Las Vegas Sun

April 26, 2024

Editorial: Money well spent

Former Nevada Assemblywoman Eileen Brookman learned from personal experience the hardship involved for Southern Nevada families who have had a member in need of a heart transplant. In 1989 her late son's life depended on a transplant and he was airlifted to the Phoenix Heart Institute. She lived in Phoenix for a year to be with him after the transplant. For the next five years of his life, she accompanied him on all of his out-of-state trips for follow-up care. In those days the Las Vegas area had fewer than a million people. Now, however, our population is 1.6 million and by 2010 it will be 2 million or more.

The 2003 Legislature acted none too soon in setting aside $1.5 million to begin the work associated with bringing a heart-transplant facility to Southern Nevada. As approved last week by the Board of Regents, which oversees the Nevada School of Medicine, $250,000 of that appropriation will be used to fund a study that will answer basic questions. What is the need here? What can the state afford? Will private businesses step forward with donations? Can there be a partnership among the School of Medicine and private surgeons and investors?

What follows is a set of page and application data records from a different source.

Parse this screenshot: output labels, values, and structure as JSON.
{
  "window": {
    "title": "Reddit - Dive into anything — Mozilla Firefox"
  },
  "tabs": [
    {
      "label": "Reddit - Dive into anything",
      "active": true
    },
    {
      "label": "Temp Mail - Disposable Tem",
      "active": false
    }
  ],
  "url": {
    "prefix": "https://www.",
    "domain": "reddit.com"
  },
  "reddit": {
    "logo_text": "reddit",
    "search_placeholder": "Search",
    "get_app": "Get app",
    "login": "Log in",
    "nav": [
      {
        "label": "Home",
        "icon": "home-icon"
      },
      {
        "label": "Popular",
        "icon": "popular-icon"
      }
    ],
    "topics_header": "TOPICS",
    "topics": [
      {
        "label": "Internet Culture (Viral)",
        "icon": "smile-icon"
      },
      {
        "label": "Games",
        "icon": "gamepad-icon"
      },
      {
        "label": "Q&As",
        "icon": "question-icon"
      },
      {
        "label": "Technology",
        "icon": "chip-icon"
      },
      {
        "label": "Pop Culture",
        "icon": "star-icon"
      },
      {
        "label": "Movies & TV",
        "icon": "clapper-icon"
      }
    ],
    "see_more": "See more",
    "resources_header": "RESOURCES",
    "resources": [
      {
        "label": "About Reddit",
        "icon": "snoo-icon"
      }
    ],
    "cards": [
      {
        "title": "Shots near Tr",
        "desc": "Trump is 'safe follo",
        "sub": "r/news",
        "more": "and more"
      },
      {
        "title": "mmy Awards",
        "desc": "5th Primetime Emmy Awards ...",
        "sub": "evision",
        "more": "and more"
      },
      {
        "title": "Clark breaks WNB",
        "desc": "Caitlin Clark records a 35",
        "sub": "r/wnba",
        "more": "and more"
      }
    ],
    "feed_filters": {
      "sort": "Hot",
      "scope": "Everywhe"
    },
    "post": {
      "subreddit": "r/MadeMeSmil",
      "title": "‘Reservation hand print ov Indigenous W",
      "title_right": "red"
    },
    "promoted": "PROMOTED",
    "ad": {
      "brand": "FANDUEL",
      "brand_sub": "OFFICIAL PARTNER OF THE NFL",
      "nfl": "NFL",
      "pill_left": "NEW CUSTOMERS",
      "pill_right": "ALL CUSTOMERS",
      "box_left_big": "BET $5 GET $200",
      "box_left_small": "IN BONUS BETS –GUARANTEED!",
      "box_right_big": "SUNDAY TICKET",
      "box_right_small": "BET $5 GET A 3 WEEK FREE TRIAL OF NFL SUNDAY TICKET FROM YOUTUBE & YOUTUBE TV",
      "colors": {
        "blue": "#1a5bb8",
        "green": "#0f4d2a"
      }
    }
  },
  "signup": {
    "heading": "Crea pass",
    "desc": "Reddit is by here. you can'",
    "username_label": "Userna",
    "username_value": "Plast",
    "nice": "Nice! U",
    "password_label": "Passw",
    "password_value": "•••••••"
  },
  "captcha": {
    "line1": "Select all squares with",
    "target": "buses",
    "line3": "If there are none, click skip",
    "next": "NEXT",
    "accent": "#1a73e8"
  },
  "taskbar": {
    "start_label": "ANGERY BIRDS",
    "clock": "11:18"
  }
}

A heart-transplant facility would be a natural complement to the fledgling Nevada Cancer Institute, whose supporters are now raising funds with an eye toward an opening next year in the Summerlin area. Each facility would allow patients access to extended levels of care that are now available only at out-of-state facilities.

With more than 2,200 heart-transplant operations performed a year nationally, there is reason to believe the study will prove the need for a facility in Southern Nevada. If the need and affordability are shown, the remaining $1.25 million of the Legislature's outlay should be quickly approved for planning the facility. In an area the size of ours, people shouldn't have to leave the state to receive operations that are becoming almost routine in the nation's larger cities.